The airline we flew to Mogadishu, must, as was observed by my colleague, have a contract with a funeral home. We flew an EMB 120, which felt and looked liked it was the first to be made for commercial flights and when the many owners got tired of operating it, African Express discovered in a plane junkyard and put it back together. However, to their credit, the crew managed to take us smoothly to Somalia. I slept most of the trip and when I was not sleeping, I was reading or eating or drinking something.

There was no incident at immigration, thank goodness.

Now, I don’t know about you, but for $150 in Kenya, a taxi could take you for a journey across counties, say Nairobi to Nakuru and back and if you were to hire a car, that would be sufficient for two day hire and fuel to and fro Kisumu. And if it is one of these Toyota cars that flood our market that seem to only smell fuel, you could save some money for simple accommodation on the way. If you are in Mogadishu, that’t the fare from the airport to a hotel 300m away, no kidding.

That’s the boring part. The interesting part is we were picked up in an armored car, with an outrider and chase car. At the hotel, we had the option of wearing bullet proof vests, an opportunity I let pass. They looked too heavy, the heat quite a lot and I don’t think there was anyone who would want to kidnap a broke ass Kenyan who the government may not even miss. So we drove through backstreets and main roads like we owned the place, a feeling I am yet to place.
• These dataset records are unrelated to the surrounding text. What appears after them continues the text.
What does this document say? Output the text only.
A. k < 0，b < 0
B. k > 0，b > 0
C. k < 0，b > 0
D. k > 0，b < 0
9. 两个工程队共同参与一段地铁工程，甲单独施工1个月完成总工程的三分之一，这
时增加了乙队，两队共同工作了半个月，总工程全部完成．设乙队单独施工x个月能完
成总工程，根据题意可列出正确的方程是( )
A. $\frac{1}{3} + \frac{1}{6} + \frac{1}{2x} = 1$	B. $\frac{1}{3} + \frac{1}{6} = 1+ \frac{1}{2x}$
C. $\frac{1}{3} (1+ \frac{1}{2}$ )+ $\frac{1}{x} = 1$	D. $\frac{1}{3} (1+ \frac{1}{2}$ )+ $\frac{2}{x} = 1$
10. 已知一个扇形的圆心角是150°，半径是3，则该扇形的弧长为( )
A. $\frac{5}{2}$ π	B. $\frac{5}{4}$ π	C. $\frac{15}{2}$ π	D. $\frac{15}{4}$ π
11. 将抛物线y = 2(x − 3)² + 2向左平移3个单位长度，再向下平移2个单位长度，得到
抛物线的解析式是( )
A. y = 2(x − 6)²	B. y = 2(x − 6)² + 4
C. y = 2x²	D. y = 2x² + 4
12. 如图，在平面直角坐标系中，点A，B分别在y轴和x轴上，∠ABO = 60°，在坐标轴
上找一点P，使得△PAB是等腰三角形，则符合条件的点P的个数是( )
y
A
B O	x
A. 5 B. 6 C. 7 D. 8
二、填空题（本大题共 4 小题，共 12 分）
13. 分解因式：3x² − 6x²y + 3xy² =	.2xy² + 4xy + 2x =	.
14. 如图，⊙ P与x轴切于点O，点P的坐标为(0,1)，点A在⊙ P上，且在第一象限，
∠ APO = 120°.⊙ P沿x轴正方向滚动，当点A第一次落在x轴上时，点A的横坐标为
Sometimes they even drove on the wrong side of the road if traffic was slow, it felt like being VIP, or maybe they were trying to justify the $1200 fee we were going to pay at the end.

For $150 a night hotel, we got cold showers. There was the option for no water in the room, though my friend refused that and had to be moved to a smaller room. While I had water, the amount paid meant the shower does no drain. I didn’t ask if there were additional charges for working sanitary fittings, maybe for the next trip.

I think electrical engineers and electricians in Mogadishu need a few lessons on how hotel guests use rooms. For $150, I want a bedside lamp, a ceiling rose not a fluorescent light bulb.

To their credit, they serve very good tea. Their breakfast is hopeless, I mean, really hopeless.

For this trip, I will not mention the two times my bag was searched by a dog, first as you enter the terminal and second in the departure lounge just before boarding. It’s called not taking chances with your security.

A travel report is not complete without pictures, or as they say in our cycling group, if it is not on strava, it didn’t happen.

and you can see the communication tower at the airport from the hotel

beautiful blue sky from the hotel rooftop

for $150 we spell the way we want

how else do you know you are safe? the key and all spares to the main door are seen here hanging

my $150 room

in other places, the hotel gives you one key and a tag with your room number, in other places, they give you all the keys!